Conditional Chemical Language Models are Versatile Tools in Drug Discovery

TL;DR

SAFE-T introduces a versatile conditional chemical language model that effectively integrates biological context for molecular design, scoring, and interpretability, significantly advancing drug discovery processes.

Contribution

The paper presents SAFE-T, a novel framework that conditions on biological context for molecule design and scoring without structural data or engineered scores.

Findings

Achieves competitive or superior performance on multiple benchmarks.

Supports goal-directed molecule generation aligned with biological objectives.

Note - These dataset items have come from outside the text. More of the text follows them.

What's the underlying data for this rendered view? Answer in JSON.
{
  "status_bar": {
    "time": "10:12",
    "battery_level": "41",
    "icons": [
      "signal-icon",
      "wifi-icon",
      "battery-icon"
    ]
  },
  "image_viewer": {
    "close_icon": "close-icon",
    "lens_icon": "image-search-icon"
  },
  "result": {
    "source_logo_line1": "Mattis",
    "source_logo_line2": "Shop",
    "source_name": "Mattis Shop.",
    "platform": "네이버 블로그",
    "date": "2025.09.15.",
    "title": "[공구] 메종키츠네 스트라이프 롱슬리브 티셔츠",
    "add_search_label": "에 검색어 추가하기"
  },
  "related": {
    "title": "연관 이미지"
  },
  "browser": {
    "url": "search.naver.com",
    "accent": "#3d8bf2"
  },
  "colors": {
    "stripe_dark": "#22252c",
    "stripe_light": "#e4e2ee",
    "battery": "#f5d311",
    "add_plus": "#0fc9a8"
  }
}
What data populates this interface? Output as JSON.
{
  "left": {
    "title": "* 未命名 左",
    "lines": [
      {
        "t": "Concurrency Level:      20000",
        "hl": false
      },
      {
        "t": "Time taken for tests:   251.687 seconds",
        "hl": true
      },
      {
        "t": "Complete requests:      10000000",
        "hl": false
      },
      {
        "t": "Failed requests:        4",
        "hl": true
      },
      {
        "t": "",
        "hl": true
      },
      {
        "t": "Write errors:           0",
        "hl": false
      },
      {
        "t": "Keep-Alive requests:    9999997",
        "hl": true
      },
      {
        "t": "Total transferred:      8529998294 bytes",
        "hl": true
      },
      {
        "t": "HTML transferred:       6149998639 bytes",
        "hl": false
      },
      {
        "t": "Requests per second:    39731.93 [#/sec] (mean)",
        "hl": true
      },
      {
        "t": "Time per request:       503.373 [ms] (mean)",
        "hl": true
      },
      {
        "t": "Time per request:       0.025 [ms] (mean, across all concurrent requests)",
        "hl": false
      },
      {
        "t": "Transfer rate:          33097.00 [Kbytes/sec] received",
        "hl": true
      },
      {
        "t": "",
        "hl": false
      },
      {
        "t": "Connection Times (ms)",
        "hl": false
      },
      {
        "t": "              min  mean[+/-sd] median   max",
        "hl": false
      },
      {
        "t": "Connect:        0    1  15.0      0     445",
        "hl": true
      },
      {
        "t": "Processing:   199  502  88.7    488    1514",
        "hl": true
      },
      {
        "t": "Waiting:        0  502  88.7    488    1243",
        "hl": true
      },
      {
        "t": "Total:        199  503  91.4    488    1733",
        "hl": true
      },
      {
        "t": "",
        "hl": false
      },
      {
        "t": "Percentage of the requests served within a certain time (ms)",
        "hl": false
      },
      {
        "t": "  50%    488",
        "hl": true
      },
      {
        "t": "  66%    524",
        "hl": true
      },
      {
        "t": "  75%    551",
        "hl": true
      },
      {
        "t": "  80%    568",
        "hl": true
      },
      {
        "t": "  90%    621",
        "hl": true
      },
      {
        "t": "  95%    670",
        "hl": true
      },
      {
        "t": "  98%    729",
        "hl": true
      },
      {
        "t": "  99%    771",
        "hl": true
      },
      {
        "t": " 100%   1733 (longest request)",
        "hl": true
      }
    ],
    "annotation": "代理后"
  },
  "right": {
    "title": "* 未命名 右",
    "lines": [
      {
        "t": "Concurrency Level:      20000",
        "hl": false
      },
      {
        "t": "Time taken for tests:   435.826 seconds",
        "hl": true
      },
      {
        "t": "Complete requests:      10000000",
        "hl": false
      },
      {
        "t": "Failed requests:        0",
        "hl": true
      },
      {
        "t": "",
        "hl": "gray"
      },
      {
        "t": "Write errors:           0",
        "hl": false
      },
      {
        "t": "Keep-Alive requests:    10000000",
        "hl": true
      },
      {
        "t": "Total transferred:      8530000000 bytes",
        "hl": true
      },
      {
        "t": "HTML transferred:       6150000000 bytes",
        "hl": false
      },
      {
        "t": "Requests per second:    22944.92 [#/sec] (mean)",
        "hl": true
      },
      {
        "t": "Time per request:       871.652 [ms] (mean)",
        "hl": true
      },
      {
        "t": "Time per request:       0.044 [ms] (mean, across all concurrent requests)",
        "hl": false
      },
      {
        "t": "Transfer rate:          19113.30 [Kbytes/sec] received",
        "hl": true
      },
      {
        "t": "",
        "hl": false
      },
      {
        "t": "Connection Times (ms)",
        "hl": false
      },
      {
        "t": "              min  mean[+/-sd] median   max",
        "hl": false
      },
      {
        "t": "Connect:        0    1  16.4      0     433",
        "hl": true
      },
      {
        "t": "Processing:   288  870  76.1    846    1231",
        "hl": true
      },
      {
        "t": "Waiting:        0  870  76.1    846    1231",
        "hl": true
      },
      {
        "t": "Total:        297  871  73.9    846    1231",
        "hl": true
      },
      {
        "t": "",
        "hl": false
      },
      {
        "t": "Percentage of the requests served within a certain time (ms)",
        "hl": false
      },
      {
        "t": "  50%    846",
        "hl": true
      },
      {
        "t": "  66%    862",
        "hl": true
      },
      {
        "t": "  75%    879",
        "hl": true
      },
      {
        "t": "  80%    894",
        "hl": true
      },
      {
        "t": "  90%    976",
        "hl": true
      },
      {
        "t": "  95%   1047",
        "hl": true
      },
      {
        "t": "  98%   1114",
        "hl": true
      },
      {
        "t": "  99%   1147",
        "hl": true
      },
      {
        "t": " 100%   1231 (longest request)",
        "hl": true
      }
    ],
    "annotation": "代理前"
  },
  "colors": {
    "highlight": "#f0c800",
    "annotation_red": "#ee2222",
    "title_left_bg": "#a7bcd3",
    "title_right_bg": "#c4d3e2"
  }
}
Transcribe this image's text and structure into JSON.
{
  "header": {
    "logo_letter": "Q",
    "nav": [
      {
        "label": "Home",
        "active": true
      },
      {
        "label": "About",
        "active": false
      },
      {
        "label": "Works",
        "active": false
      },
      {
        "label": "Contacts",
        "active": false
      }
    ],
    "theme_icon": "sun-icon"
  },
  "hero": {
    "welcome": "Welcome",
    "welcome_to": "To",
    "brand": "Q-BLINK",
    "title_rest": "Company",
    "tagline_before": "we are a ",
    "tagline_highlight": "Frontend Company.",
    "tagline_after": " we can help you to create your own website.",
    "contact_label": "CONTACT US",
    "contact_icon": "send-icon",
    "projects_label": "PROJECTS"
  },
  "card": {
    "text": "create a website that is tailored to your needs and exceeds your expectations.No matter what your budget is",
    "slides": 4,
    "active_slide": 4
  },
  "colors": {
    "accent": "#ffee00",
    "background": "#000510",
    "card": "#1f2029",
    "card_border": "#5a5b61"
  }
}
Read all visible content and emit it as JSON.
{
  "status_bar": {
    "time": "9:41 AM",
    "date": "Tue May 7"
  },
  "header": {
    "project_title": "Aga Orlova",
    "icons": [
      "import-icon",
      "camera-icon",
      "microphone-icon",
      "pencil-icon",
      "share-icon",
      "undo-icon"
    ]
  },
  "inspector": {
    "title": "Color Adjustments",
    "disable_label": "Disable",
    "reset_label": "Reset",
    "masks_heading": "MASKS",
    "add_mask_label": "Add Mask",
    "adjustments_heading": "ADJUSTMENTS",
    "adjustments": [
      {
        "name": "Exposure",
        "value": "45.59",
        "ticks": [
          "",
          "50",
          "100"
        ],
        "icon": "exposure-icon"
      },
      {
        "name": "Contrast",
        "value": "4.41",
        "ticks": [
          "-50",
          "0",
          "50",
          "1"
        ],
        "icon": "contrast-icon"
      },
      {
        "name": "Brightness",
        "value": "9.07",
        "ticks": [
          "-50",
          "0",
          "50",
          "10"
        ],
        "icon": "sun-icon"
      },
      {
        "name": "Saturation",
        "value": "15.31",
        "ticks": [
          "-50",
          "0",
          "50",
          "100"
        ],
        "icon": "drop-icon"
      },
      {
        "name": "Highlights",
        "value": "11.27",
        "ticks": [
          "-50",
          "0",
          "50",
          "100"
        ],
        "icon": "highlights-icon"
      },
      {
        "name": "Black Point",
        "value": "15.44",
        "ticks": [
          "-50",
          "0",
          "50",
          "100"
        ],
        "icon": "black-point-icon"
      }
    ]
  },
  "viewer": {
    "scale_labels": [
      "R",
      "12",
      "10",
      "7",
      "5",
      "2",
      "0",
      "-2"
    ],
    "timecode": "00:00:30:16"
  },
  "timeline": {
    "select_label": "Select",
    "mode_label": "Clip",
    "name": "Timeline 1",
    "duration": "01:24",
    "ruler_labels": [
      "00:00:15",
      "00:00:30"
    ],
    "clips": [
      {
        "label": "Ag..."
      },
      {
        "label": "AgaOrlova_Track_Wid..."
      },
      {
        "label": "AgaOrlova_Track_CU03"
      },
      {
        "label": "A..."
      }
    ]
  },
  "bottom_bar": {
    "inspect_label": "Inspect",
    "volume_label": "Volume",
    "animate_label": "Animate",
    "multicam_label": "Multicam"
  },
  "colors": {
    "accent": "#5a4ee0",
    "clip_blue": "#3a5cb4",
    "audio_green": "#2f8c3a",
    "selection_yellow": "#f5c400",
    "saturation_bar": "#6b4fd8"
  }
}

Provides interpretable insights into structure-activity relationships.

Abstract

Generative chemical language models (CLMs) have demonstrated strong capabilities in molecular design, yet their impact in drug discovery remains limited by the absence of reliable reward signals and the lack of interpretability in their outputs. We present SAFE-T, a generalist chemical modeling framework that conditions on biological context -- such as protein targets or mechanisms of action -- to prioritize and design molecules without relying on structural information or engineered scoring functions. SAFE-T models the conditional likelihood of fragment-based molecular sequences given a biological prompt, enabling principled scoring of molecules across tasks such as virtual screening, drug-target interaction prediction, and activity cliff detection. Moreover, it supports goal-directed generation by sampling from this learned distribution, aligning molecular design with biological objectives. In comprehensive zero-shot evaluations across predictive (LIT-PCBA, DAVIS, KIBA, ACNet) and generative (DRUG, PMO) benchmarks, SAFE-T consistently achieves performance comparable to or better than existing approaches while being significantly faster. Fragment-level attribution further reveals that SAFE-T captures known structure-activity relationships, supporting interpretable and biologically grounded design. Together with its computational efficiency, these results demonstrate that conditional generative CLMs can unify scoring and generation to accelerate early-stage drug discovery.